IRA FLATOW: What do you think the first body part will be tried out on a person?
ANTHONY ATALA: Well, there’s a different level of complexity. All tissues are complex but the lease complex are flat structures, such as skin. They’re flat. Mostly one major cell type. Tubular structures are the second level of complexity, like blood vessels. Two major cell types is tubular, not flat. Hollow non-tubular organs are the third level of complexity, like the stomach or the bladder. Architecture is more complex, more interaction with other organs. And finally, the most complex are the solid organs, like the liver, the heart, the lung. And we’re going to follow that same path in terms of least complex to most complex as we take these things into the clinic.
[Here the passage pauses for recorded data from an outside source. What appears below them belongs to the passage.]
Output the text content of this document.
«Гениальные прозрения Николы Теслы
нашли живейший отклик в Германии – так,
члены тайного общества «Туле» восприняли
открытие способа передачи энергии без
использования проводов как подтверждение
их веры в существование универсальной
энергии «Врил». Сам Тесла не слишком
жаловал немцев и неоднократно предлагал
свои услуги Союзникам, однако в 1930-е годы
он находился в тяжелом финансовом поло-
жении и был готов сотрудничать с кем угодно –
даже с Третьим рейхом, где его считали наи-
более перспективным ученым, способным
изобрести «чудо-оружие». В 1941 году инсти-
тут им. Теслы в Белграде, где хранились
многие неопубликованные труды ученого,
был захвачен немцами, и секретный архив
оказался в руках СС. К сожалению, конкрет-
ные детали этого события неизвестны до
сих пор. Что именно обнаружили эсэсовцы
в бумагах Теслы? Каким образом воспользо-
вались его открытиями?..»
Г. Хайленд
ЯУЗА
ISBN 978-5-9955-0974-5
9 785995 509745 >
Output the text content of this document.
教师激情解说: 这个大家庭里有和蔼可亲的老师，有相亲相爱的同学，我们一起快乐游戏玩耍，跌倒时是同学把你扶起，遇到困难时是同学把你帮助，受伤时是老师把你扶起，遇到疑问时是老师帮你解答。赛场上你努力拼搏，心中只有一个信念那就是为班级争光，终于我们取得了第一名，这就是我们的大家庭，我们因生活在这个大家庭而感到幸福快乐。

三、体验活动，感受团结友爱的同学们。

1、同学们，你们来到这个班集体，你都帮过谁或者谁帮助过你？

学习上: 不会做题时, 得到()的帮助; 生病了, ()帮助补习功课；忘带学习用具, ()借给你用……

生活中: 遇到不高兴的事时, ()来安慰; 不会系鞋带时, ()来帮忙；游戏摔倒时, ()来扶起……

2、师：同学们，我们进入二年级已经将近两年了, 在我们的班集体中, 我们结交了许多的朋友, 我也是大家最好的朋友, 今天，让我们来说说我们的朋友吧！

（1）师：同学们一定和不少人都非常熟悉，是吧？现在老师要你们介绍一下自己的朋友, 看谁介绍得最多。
IRA FLATOW: Well, we wish you good luck with this. This is something we’ve been, as I say, starting with the year on the rat– something we’ve all been following for years and waiting for some good positive results. So maybe we’ll be hearing from you pretty soon on something, Anthony.
ANTHONY ATALA: Well, hopefully so. It’ll be a number years but hopefully we’ll get there.
IRA FLATOW: All right. We’ll be here for you Anthony Atala, Director of Wake Forest Institute for Regenerative Medicine. That’s of course at Wake Forest University in Winston-Salem, North Carolina.